Did I miss anything? I was curious to see if I would. Out of the hundreds of things that I sold, I only missed one thing one time- it sounds silly, but it was a red clutch that would’ve gone perfectly with a dress that I kept. That’s pretty good- one thing out of hundreds of things. It goes to show how much we can accumulate in excess without realizing it. It was a big eye-opener for me.
I ended up traveling and living overseas for four years with belongings that could fit into one large bag. But I always had everything I needed- plenty of cute outfits, clean clothes, nice accessories, and toiletries to keep me feeling well taken care of. I took better care of my things because I had less and always felt like I had more than enough. What a difference from my college years!
And now I’m back in Los Angeles. It was honestly so fun to go through my boxes of stuff when I came back, and what a small feat, but it felt good to have those things again. It’s a luxury to have things that are yours and that bring back memories. I’m not sure if I appreciated those things enough while I was amply surrounded by my own stuff- maybe I did, I’m not sure. But it took four years of being away to so keenly tune into the feeling of comfort that those things brought me, and I realized the importance of having stuff that you own and love.

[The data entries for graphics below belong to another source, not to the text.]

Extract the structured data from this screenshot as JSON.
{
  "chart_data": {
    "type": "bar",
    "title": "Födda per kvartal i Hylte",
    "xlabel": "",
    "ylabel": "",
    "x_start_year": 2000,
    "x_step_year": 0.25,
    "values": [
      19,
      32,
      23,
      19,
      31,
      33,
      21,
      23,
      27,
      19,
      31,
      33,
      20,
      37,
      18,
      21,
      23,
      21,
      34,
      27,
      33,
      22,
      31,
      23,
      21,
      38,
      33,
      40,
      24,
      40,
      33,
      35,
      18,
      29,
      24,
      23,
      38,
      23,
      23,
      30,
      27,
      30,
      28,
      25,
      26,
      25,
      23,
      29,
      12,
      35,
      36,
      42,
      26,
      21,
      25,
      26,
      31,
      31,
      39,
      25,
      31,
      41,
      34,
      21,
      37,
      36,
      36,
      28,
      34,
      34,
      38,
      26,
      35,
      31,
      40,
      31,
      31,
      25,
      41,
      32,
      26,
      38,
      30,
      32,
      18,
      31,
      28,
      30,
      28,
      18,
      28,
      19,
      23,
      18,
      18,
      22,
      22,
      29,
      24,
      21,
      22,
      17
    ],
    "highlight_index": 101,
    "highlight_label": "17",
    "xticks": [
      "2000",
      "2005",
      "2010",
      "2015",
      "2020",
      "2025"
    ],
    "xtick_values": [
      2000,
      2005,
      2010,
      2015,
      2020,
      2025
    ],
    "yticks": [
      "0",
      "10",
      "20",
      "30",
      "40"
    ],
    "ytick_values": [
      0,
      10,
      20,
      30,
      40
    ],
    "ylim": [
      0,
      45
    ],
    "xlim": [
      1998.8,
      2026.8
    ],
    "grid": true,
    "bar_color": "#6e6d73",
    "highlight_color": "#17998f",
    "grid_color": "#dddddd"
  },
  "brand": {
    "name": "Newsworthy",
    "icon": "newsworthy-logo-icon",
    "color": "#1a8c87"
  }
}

From now on, every place that I live will incorporate decluttering and feng shui principles, and I’ll only keep and buy what I really love. I’m hoping that combined with hard work and ambition in other aspects of life, that I can be as happy as those days at my beach house again.
I have five points to this whole post (other than to inform you about my journey of decluttering):
- Don’t be afraid to get rid of things that you don’t need or love, because you probably won’t miss it. Especially if it’s easily replaceable. I was really curious about this, and ended up being my own experiment.
- We need very little to be happy, presentable, and comfortable.
- It’s going to take hard work to declutter the things you don’t need out of your life. It’s a process, but the results are well worth it.
- Utilizing the techniques of decluttering and Feng Shui in your environment really do change your life. Even with the adventures of my around-the-world trip, those years in my beach house where I had a sanctuary to return to were hands down the best years of my life.
- Stuff isn’t bad. Having stuff that you love is actually important. It kind of adds to your identity, and it’s human nature to want to feel a sense of ownership. The key is deciding what it is that you like vs. love and what you want vs. need to keep the clutter out of your life.